The time-of-use price optimization of electric vehicle charging and discharging based on clustering algorithm
Song Jian1, Li Mengjia2, Liu Nan3, Jing Peibo1, Guo Yaxin3
1. State Grid Shandong Dongying Electric Power Company, Dongying, Shandong 257091; 2. College of Electrical Engineering and Automation, Shandong University of Science and Technology, Qingdao, Shandong 266590; 3. The limited company of Dongying Fangda about Electric Power Design and Planning, Dongying, Shandong 257091
Abstract:With the increase of electric vehicles, uncontrolled charging of electric vehicle will bring greater negative influence to the power system operation. At the same time, along with the electricity market reformation, the implementation of TOU price is the inevitable choice.
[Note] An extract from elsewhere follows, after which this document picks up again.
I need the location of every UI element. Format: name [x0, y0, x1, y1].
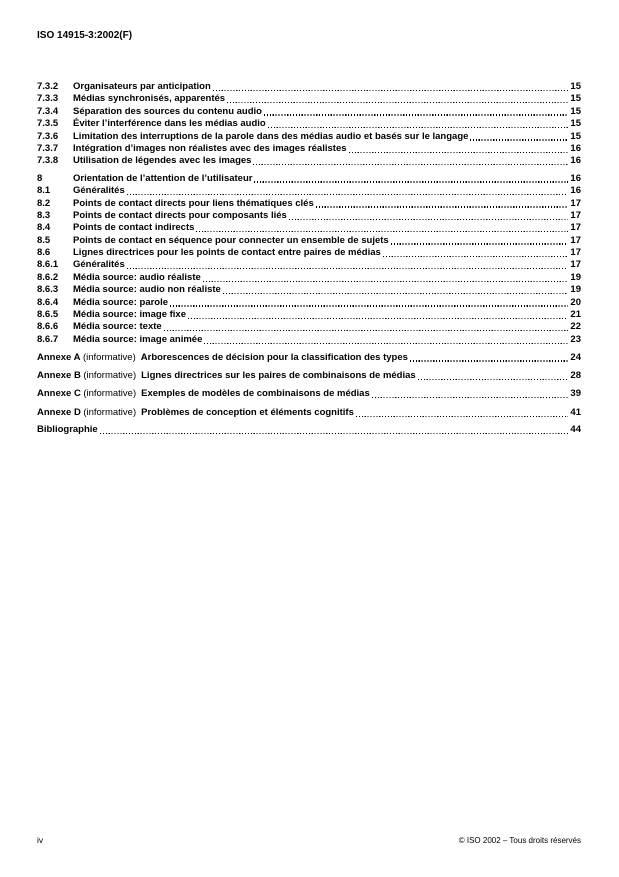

Through a reasonable set of charging and discharging TOU price can guide the electric vehicle users. In this paper, private cars are taken as the research object. According to the user's charging duration and charging start time characteristics, the K-means clustering analysis is performed to obtain the user's daily charging rules. Therefore, an objective function for reducing grid fluctuations and the user's electricity cost is established. Finally, the optimal time-of-use price is solved by cuckoo search (CS) algorithm. Through the example of the actual load of a community, the scheduling strategy can effectively reduce user electricity cost and improve the operation of the power grid.
宋健, 李梦佳, 刘囡, 荆培波, 郭雅欣. 基于聚类算法的电动汽车充放电分时电价优化[J]. 电气技术, 2018, 19(8): 168-173.
Song Jian, Li Mengjia, Liu Nan, Jing Peibo, Guo Yaxin. The time-of-use price optimization of electric vehicle charging and discharging based on clustering algorithm. Electrical Engineering, 2018, 19(8): 168-173.